Can I take this derivative?

Question

I'm trying to solve this question in the classical Do Carmo's differential geometry book (page 23):

5. A regular parametrized curve $\alpha$ has the property that all its tangent lines pass through a fixed point. Prove that the trace of $\alpha$ is a (segment of a) a straight line.

Following the statement of the question, we have $\alpha(s)+\lambda(s)\alpha'(s)=const$.

Taking the derivative of both sides we have $\alpha'(s)+\lambda'(s)\alpha'(s)+\lambda(s)\alpha''(s)=0$ which is equal to $(1+\lambda'(s))\alpha'(s)+\lambda(s)\alpha''(s)=0$.

So before I continue my attempt of solution I realized that maybe I can't take this derivative above because I don't know if $\lambda$ is differentiable.

Can I take the derivative above?

Answer 1

Note that you were only given a regular parametrized curve, not an arclength-parametrized curve, although of course you could reparametrize by arclength. But what regularity tells you is that $\alpha'(t)\cdot\alpha'(t) > 0$ for all $t$.

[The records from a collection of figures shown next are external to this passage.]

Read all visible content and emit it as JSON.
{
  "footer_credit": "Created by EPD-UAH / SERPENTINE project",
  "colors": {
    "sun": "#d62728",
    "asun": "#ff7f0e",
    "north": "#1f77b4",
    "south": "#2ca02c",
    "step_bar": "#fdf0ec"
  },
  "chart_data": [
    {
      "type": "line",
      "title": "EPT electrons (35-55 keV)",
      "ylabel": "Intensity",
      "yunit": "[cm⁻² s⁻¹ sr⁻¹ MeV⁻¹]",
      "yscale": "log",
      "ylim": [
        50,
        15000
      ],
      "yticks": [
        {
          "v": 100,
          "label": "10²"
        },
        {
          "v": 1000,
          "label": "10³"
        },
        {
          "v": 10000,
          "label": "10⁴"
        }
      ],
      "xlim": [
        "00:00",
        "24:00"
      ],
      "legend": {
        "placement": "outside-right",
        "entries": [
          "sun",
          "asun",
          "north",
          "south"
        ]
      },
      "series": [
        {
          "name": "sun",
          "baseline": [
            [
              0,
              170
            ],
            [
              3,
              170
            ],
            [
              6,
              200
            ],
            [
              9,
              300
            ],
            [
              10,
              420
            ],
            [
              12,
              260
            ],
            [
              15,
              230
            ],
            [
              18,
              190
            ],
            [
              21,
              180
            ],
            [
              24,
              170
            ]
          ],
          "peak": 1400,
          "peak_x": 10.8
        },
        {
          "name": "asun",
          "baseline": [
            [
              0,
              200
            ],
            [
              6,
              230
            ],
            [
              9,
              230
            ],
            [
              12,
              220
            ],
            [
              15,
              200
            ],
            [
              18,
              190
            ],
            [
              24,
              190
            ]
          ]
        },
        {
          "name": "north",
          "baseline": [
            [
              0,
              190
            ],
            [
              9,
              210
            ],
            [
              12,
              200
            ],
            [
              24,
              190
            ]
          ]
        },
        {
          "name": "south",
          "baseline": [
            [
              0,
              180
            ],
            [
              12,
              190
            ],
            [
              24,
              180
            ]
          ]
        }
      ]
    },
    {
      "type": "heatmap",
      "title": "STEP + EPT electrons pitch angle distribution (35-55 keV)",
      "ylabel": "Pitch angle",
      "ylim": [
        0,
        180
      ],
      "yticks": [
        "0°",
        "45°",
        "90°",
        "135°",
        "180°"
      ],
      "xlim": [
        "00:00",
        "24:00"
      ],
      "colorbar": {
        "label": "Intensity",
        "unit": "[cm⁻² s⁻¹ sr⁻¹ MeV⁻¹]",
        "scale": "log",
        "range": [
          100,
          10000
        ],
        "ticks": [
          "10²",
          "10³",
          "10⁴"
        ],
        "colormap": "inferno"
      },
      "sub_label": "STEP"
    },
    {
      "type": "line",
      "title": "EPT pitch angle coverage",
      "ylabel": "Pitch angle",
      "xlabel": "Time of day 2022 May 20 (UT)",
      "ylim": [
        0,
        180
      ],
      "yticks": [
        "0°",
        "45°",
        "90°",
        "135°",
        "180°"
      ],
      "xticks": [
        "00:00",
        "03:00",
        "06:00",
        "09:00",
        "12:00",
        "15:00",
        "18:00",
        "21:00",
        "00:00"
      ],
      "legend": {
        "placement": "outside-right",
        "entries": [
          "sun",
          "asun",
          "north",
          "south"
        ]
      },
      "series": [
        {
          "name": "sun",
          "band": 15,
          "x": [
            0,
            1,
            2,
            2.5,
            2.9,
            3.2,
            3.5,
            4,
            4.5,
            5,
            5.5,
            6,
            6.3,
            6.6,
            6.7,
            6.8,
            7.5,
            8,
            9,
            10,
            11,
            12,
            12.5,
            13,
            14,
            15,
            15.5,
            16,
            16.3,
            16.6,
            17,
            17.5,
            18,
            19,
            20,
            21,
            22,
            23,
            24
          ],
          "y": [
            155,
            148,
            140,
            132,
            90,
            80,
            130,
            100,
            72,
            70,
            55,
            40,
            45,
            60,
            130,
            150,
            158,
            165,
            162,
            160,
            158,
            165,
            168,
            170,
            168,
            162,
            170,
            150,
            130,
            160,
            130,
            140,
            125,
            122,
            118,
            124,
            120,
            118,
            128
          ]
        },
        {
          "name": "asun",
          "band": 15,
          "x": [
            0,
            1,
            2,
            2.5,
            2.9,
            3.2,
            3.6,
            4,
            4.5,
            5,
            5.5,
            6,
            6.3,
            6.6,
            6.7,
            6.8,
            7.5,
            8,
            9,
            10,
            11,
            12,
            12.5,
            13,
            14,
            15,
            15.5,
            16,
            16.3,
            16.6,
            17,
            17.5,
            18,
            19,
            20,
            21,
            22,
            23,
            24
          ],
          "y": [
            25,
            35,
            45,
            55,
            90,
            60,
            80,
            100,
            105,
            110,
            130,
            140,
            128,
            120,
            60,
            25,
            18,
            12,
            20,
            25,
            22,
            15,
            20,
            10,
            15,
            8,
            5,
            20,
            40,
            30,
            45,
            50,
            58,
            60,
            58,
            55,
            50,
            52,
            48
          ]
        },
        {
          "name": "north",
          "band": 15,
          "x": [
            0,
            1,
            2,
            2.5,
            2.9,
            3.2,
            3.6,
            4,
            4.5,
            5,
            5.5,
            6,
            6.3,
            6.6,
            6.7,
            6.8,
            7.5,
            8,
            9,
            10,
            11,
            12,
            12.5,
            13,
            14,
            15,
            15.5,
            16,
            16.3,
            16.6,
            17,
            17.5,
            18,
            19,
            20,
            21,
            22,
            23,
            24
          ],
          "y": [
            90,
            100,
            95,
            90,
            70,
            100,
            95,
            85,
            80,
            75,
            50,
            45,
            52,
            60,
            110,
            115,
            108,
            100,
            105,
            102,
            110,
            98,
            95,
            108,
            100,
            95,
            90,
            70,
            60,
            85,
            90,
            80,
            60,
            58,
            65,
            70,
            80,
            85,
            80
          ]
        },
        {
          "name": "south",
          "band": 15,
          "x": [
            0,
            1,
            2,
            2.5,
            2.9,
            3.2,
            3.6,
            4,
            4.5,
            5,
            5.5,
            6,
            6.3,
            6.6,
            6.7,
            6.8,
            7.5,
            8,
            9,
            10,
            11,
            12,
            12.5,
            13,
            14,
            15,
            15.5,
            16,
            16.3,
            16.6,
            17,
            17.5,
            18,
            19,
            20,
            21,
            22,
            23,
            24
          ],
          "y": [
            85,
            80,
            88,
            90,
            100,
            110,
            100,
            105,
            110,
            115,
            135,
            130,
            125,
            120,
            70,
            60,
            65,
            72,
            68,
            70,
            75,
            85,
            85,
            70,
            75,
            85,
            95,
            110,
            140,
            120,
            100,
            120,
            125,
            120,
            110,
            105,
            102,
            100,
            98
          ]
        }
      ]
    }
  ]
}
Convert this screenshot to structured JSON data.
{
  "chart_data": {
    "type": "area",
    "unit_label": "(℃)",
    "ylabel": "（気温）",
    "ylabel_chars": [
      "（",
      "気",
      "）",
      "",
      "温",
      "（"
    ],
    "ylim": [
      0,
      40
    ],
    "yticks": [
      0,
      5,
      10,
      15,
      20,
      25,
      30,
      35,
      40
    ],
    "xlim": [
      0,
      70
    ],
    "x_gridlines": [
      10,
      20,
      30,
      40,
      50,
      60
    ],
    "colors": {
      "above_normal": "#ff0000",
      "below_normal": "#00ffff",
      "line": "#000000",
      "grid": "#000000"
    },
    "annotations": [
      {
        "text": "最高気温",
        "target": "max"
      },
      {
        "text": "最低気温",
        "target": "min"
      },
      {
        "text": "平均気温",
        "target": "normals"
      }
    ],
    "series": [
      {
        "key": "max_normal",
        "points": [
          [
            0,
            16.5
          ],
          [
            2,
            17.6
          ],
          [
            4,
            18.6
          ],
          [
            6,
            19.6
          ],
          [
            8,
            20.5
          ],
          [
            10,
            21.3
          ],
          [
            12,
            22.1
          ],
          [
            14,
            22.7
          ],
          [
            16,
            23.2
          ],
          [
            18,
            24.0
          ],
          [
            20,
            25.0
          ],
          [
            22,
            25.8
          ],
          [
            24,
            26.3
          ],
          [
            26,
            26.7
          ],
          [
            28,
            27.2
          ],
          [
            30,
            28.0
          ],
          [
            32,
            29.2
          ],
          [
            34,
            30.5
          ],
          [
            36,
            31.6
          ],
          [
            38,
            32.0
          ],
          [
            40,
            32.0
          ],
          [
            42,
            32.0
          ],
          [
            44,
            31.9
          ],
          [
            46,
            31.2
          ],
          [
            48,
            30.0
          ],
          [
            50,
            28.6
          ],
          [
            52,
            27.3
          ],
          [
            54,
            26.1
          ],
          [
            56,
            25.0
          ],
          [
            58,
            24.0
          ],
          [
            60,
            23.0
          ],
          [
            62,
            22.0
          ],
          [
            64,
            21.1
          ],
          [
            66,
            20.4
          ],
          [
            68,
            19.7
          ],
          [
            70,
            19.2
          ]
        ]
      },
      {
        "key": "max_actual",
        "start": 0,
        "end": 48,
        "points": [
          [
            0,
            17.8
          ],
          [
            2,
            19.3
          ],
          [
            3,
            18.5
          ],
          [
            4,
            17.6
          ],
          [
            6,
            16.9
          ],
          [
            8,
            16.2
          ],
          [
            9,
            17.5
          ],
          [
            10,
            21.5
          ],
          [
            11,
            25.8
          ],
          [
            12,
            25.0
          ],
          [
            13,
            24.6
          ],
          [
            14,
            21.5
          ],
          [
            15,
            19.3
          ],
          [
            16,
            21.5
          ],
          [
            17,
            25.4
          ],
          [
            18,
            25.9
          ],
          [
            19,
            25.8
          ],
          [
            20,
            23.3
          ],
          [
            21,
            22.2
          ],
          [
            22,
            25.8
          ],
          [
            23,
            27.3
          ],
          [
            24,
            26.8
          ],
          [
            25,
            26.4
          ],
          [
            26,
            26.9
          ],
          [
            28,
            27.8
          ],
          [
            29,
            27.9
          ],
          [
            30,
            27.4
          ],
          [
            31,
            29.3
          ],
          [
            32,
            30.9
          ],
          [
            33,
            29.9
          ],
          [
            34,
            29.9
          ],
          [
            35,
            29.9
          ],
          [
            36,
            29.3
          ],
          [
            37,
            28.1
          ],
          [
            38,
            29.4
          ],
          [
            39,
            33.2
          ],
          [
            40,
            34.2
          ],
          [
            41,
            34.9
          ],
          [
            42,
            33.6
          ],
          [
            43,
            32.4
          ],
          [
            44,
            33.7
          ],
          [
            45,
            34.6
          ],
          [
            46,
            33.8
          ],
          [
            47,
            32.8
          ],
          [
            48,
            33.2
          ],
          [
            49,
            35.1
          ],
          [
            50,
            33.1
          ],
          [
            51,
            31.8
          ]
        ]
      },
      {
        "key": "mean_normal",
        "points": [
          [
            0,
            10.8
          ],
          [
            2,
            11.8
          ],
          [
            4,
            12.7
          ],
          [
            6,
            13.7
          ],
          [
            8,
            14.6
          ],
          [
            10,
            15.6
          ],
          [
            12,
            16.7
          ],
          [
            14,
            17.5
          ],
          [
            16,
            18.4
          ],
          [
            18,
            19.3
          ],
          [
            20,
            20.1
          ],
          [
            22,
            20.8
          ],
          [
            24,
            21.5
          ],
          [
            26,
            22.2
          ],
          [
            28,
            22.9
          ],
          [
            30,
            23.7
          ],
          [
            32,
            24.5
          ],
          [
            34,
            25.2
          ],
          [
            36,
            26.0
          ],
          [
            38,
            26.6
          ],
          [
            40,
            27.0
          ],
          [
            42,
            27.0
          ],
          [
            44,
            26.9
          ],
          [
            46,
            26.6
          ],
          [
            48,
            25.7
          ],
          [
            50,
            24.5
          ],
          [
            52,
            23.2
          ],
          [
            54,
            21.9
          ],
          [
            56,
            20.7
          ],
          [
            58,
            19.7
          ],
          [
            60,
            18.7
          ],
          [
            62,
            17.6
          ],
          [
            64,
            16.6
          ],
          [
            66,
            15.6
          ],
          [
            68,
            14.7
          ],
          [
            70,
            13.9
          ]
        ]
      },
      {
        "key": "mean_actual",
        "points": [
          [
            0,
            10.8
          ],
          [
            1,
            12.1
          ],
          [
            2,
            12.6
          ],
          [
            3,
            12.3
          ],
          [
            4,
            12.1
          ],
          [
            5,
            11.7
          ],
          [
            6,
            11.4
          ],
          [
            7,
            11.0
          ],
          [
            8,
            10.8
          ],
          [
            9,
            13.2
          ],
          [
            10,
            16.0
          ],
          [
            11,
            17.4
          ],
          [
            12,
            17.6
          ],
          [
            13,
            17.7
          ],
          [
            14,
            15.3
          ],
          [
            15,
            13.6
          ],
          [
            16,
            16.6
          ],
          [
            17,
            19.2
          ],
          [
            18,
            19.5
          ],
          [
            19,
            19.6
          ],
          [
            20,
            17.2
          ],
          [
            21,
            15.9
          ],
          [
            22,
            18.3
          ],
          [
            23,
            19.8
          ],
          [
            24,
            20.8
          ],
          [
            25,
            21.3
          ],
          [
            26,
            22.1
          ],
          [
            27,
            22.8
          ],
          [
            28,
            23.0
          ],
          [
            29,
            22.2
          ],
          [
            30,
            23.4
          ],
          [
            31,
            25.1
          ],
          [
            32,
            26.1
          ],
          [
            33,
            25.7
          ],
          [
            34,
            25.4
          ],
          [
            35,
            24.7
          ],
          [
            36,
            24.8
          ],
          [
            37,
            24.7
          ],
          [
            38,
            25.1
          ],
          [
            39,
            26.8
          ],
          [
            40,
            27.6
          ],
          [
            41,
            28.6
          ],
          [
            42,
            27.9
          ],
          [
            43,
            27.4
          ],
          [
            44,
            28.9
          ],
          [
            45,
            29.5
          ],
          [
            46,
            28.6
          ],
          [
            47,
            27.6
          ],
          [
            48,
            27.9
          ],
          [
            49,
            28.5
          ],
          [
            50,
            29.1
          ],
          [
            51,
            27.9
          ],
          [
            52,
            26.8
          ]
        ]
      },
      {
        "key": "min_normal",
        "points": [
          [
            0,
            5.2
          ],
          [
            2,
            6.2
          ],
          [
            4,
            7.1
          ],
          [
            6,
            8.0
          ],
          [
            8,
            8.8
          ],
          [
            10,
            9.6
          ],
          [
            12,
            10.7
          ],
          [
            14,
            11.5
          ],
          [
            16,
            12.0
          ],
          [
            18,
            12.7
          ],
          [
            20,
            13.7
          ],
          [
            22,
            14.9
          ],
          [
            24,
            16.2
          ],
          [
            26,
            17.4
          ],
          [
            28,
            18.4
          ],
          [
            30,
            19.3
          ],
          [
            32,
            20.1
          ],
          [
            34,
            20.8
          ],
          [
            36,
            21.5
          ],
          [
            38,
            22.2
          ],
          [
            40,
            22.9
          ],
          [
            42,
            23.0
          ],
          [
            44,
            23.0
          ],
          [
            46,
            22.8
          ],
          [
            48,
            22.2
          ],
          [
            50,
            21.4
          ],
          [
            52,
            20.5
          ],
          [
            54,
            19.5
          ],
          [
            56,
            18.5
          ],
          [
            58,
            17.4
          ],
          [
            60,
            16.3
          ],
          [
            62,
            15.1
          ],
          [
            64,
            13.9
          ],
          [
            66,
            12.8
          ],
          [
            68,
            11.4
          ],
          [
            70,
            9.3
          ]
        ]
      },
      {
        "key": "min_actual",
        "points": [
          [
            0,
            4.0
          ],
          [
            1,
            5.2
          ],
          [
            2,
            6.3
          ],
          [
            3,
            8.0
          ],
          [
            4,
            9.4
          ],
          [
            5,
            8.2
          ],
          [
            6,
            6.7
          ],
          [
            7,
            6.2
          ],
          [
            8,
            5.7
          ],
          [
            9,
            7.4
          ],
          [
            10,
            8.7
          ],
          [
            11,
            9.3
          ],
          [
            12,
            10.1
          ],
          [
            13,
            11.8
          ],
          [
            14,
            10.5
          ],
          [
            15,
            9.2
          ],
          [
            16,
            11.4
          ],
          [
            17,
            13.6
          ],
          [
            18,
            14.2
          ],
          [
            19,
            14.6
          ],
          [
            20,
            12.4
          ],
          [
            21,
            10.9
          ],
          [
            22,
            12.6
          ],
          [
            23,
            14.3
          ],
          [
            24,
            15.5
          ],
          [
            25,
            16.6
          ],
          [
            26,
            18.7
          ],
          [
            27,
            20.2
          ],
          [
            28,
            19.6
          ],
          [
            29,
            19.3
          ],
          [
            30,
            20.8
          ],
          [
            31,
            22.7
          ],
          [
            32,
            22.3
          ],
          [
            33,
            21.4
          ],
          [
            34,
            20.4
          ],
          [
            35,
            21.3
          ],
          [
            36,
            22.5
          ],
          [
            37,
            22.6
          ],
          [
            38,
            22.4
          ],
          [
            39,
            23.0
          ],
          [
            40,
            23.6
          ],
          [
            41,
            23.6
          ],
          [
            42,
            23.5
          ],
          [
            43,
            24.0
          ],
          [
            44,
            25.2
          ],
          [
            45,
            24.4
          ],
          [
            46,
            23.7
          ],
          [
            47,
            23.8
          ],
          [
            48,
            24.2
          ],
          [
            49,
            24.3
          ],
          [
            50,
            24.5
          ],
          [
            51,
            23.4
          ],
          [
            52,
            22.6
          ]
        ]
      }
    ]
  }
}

So let's take your equation $$\alpha(t)+\lambda(t)\alpha'(t) = P,$$ where $P$ is a constant vector, and subtract $\alpha(t)$ from both sides. Now dot with $\alpha'(t)$ and we get $$\lambda(t) = \frac{(P-\alpha(t))\cdot\alpha'(t)}{\|\alpha'(t)\|^2}.$$ The denominator is never $0$, and both numerator and denominator are smooth functions of $t$, so $\lambda$ is likewise a smooth function of $t$.

Answer 2

Because $\|\alpha'(s)\|\not=0$, you can scalar multiply by $\alpha'(s)$ and rearrange for $\lambda(s)$:

$$\lambda(s)=\frac{\mathrm{const}-\langle\alpha(s),\alpha'(s)\rangle}{\|\alpha'(s)\|^2}.$$

As everything on the right is differentiable (assuming $\alpha\in C^2$), so is $\lambda(s)$.